By the time the last transports docked in New Zealand on 11 July, planners had outlined the operation and the execution date bad slipped to 7 August to allow the division a chance to gather its far-flung echelons and combat load transports. Five battalions of the 1st and 5th Marines would land on the large island of Guadalcanal at 0800 on 7 August and seize the unfinished airfield on the north coast. The 1st Raider Battalion, slated to meet the division on the way to the objective, would simultaneously assault Tulagi. The 2d Battalion, 5th Marines, would follow in trace and support the raiders. The 2d Marines, also scheduled to rendezvous with the division at sea, would serve as the reserve force and land 20 minutes prior to H-Hour on Florida Island, thought to be undefended. The parachutists received the mission of attacking Gavutu at H plus four hours. The delay resulted from the need for planes, ships, and landing craft to concentrate first in support of the Tulagi operation. Once the paratroopers secured Gavutu, they would move on to its sister. The Tulagi, Gavutu-Tanambogo, and Florida operations fell under the immediate control of a task force designated as the Northern Group, headed by Brigadier General William H. Rupertus, the assistant division commander.

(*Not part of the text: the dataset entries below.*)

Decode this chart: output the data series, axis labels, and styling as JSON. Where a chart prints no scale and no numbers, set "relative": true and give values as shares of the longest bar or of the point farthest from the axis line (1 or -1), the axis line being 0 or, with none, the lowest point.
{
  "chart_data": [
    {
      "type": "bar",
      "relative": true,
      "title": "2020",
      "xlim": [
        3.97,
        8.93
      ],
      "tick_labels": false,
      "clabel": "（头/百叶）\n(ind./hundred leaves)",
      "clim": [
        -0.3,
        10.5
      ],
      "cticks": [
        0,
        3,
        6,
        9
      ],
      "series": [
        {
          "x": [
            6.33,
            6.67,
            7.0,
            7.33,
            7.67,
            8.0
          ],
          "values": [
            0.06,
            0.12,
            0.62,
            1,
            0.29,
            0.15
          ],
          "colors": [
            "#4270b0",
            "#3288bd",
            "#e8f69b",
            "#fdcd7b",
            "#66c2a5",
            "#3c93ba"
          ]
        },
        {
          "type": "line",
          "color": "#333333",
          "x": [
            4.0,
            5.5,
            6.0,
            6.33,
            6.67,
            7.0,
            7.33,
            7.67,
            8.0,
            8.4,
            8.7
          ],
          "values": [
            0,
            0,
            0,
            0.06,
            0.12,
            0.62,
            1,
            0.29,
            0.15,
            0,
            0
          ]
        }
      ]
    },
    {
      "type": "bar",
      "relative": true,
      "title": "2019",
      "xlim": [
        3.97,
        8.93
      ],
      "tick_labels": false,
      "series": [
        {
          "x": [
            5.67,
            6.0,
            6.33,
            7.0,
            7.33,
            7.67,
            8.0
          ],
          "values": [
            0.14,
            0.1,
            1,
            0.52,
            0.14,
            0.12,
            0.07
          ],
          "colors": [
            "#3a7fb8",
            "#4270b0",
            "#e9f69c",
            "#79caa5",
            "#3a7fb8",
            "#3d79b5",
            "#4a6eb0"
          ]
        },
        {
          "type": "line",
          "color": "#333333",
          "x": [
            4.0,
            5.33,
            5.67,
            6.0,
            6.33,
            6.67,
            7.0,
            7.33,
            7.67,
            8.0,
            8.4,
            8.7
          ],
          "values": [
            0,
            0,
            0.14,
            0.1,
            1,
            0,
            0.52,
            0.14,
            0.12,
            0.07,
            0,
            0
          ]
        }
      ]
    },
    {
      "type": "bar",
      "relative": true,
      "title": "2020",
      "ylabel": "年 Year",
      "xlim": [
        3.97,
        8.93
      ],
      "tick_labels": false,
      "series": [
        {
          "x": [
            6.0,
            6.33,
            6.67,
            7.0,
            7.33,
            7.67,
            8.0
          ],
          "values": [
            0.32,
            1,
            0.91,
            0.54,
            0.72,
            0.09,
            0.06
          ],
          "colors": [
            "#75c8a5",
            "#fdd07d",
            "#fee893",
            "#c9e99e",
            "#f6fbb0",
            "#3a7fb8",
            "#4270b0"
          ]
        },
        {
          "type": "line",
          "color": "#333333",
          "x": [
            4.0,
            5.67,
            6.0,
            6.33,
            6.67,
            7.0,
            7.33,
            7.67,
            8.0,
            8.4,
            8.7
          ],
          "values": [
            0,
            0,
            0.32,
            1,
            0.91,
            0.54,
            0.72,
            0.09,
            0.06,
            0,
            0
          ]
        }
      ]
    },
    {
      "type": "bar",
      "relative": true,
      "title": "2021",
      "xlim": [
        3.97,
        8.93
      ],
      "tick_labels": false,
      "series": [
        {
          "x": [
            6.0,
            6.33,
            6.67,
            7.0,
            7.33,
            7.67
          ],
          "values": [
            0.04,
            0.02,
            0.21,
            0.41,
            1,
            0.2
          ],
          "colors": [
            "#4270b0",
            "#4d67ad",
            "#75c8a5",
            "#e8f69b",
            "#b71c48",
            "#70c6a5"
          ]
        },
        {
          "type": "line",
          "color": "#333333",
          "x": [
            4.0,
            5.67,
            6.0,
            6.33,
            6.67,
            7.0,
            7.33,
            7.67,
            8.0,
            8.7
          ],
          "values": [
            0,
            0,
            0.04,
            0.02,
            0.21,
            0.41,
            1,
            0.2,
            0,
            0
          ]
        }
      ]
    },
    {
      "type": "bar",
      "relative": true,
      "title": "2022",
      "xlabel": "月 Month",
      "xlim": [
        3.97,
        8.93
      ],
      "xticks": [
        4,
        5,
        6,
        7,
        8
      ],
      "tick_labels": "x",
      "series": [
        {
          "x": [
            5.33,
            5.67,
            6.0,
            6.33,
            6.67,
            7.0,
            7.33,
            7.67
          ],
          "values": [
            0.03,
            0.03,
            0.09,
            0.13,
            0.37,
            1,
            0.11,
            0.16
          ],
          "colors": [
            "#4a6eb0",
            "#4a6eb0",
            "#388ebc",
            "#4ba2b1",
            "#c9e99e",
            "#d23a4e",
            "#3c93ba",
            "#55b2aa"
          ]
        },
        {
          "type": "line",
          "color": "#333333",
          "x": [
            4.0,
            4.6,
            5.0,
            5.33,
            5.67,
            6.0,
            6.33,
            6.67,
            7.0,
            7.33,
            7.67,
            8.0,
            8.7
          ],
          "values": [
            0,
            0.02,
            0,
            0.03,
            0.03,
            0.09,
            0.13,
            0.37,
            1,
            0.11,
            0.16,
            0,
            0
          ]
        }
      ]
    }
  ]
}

After a feverish week of unloading, sorting, and reloading equipment and supplies, the parachutists boarded the transport USS Heywood on 18 July and sailed in convoy to Koro Island in the Fijis, where the entire invasion force conducted landing rehearsals on 28 and 30 July. These went poorly, since the Navy boat crews and most of the 1st Marine Division were too green. The parachute battalion was better trained than most of the division, but this was its very first experience as a unit in conducting a seaborne landing. There is no indication that planners gave any thought to using their airborne capability, though in all likelihood that was due to the lack of transport aircraft or the inability of available planes to make a round-trip flight from New Zealand to the Solomons.